14.2.08

Divisão de tarefas domésticas não é motivo de conflito entre casais

Clara Viana, in Jornal Público

No que respeita à divisão do trabalho em casa, Portugal é dos países mais tradicionalistas. O que representa hoje Amar e Trabalhar na Europa?


Apesar da persistente desigualdade na partilha de tarefas domésticas entre homens e mulheres, a maioria dos europeus não considera que esta situação "seja geradora de particular conflitualidade no casal". Corresponda ou não ao que verdadeiramente se passa dentro de portas, esta negação reveladora é particularmente significativa na Grécia, Portugal e Irlanda, constata-se num estudo que será debatido no seminário Amar e Trabalhar na Europa, que hoje e amanhã decorrerá no Instituto Superior de Ciências do Trabalho e da Empresa (ISCTE), Lisboa, e que contará com a participação, entre outros, de François de Singly e Chiara Saraceno, dois expoentes da Sociologia da Família.

Segundo dados do European Social Survey de 2004, que serão analisados no seminário, Portugal é o país da Europa onde uma maior percentagem dos homens inquiridos (69 por cento) diz nunca ter discussões em casa sobre a divisão da tarefas domésticas. E é o segundo, a par da Irlanda, e atrás da Grécia, em que este "nunca" é secundado por mais mulheres (58 por cento).

Os portugueses ocupam o último e penúltimo lugares entre os que assumem ser a divisão das tarefas domésticas um foco frequente de desacordos: apenas 11 por cento dos homens inquiridos e 17 por cento das mulheres responderam pela afirmativa.
Esta alegada ausência de conflito significa que se continua a encarar como "natural" que sejam "elas" a arcar com o grosso do trabalho em casa? Também, mas não só: "A conflitualidade é sempre difícil de assumir no seio do casal. Assumir desacordos implica avaliar a relação conjugal, e há uma tendência para nos refugiarmos desse tipo de avaliações", explicam ao PÚBLICO, via e-mail, os sociólogos Bernardo Coelho e Anália Torres.

"Se é verdade que subsiste a interiorização de tradicionais papéis de género (masculinos e feminino), também não se pode dizer que isso signifique a aceitação passiva", acrescentam os investigadores, que chamam a atenção para outra evidência revelada por estes dados: "São as mulheres que assumem que as tarefas quotidianas da casa e da família são alvo de tensões e conflitos".

O modo como a divisão do trabalho doméstico continua a acontecer é também reveladora de uma Europa entre duas águas. "A tendência no plano dos valores é para uma maior igualdade e para os homens assumirem iguais responsabilidades na família, na casa e no cuidado com os filhos.
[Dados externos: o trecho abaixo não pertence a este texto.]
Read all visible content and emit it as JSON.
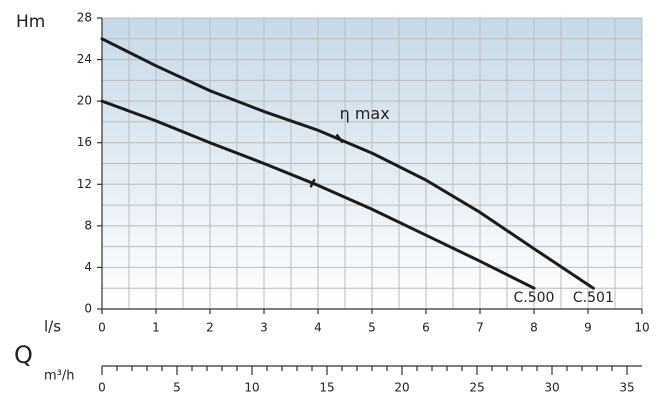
{
  "chart_data": {
    "type": "line",
    "y_label": "Hm",
    "x_label": "l/s",
    "quantity_label": "Q",
    "x2_label": "m³/h",
    "xlim": [
      0,
      10
    ],
    "xticks": [
      0,
      1,
      2,
      3,
      4,
      5,
      6,
      7,
      8,
      9,
      10
    ],
    "ylim": [
      0,
      28
    ],
    "yticks": [
      0,
      4,
      8,
      12,
      16,
      20,
      24,
      28
    ],
    "x2lim": [
      0,
      36
    ],
    "x2ticks": [
      0,
      5,
      10,
      15,
      20,
      25,
      30,
      35
    ],
    "grid": true,
    "annotation": {
      "text": "η max",
      "x": 4.4,
      "y": 16.4
    },
    "series": [
      {
        "name": "C.500",
        "color": "#1b1b1b",
        "x": [
          0,
          1,
          2,
          3,
          4,
          5,
          6,
          7,
          8
        ],
        "values": [
          20,
          18.1,
          16,
          14,
          11.9,
          9.6,
          7.1,
          4.6,
          2
        ]
      },
      {
        "name": "C.501",
        "color": "#1b1b1b",
        "x": [
          0,
          1,
          2,
          3,
          4,
          5,
          6,
          7,
          8,
          9.1
        ],
        "values": [
          26,
          23.4,
          21,
          19,
          17.2,
          15,
          12.4,
          9.3,
          5.8,
          2
        ]
      }
    ]
  }
}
Mas, na prática, os valores tradicionais das relações de género na família estão profundamente enraizados nas formas de agir de todos os dias de homens e mulheres. Esta incerteza ou ambivalência perante a mudança é particularmente evidente para Portugal, dada a persistência de valores tradicionais", confirmam Bernardo Coelho e Anália Torres.

Em Portugal, em mais de meia centena de entrevistas realizadas a casais das regiões de Lisboa, Porto e Leiria, entre 2003 e 2006, os investigadores dizem ter encontrado, quanto a modalidades de partilha do trabalho doméstico, uma "tendência global para uma divisão assimétrica atenuada, com inclinação tradicional". Isto quer dizer que, no geral, os casais portugueses tendem a praticar algum companheirismo doméstico, por oposição ao modelo assimétrico tradicional em que as tarefas domésticas são um exclusivo feminino, embora este pendor funcione ainda como a base inspiradora.

A saírem de um mundo sem terem ainda chegado a outro, a vivência dos casais implicará hoje uma "constante negociação de responsabilidades, num jogo de expectativas entre cônjuges". É um jogo com consequências, já que é no dia-a-dia, nas actividades do quotidiano, que hoje "se negoceiam as mudanças", frisam os investigadores.